The law says otherwise.
“Natural Born”
The law also says otherwise. Natural born must be born in the US or in the exception that you cited which doesn’t apply to Cruz in any way shape or form.
The same law which gives him American citizenship gives him Cuban citizenship as well.
It seems monstrously unfair but we know by now it’s foolish to take chances with a debatable thing if alternatives are available. A solidly, unquestionably American-born candidate is needed.
There are more cases that uphold the natural born citizen requirement as distinct form citizen by birth than what you have cited. The history of the natural born citizen requirement is longer and more acute than your cited cases.
Natural Born Citizen is not equal to Citizen by Birth,
Natural Born Citizen is a subset categorization to Citizen by Birth. It is more restricted as intended by John Jay in his letter to General George Washingon.
Citizen by Birth is a superset and encompasses more citizens that those that are natural born or second generation.

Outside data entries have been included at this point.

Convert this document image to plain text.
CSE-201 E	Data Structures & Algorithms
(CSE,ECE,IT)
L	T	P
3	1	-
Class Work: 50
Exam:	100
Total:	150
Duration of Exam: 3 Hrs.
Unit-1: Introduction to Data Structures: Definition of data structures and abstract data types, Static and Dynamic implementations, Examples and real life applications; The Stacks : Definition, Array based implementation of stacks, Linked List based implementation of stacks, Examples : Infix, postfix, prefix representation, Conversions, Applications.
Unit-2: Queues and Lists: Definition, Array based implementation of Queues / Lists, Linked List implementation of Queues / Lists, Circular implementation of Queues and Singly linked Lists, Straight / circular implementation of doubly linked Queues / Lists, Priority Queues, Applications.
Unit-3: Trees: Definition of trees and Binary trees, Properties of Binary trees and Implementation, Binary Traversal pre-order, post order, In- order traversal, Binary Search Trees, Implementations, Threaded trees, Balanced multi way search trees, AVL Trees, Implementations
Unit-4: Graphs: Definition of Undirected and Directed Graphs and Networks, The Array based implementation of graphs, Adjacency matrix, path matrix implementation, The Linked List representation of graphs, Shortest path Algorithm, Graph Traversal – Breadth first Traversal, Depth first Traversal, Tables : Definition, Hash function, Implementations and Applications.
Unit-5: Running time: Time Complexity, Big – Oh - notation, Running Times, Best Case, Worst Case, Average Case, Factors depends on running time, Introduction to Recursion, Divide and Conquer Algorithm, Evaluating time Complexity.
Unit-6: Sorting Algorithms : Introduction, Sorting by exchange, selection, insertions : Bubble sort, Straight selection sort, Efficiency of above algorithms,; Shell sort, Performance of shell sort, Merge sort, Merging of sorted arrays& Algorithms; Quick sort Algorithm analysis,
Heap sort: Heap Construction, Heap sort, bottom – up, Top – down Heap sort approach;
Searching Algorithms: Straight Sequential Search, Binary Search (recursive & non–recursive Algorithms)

To which Cuban law do you refer? Not that it matters. But only Cuber gets to define Cuban law, and an authoritative citation would be an interesting conversation piece.
Yeah, right.
Like Barack Hussein Obama, born on 4 August 1961 in Honolulu. (You don't think so? Show the judge your evidence!)
Barry's Natural Born, all right, but the problem is, he's not an American in his own mind. No stipulations the Founders could have come with could protect us from electing such as he!
Anybody trying to tweak the definition of Natural Born to exclude either Hussein or Ted Cruz is a waste of perfectly good bandwidth.
So I guess you are saying that those of us who said that Obama was not a natural born citizen were wrong.
“To which Cuban law do you refer? Not that it matters. But only Cuber gets to define Cuban law, and an authoritative citation would be an interesting conversation piece.”
Most would actually consider that the Cuban takes priority as that runs through his father, not his mother. It’s been given earlier up the thread. Son of a Cuban national has automatic Cuban citizenship.
I don’t see what’s unfair about it. America should be governed by one of their own. It’s like complaining that Russia is governed by, well, Russians.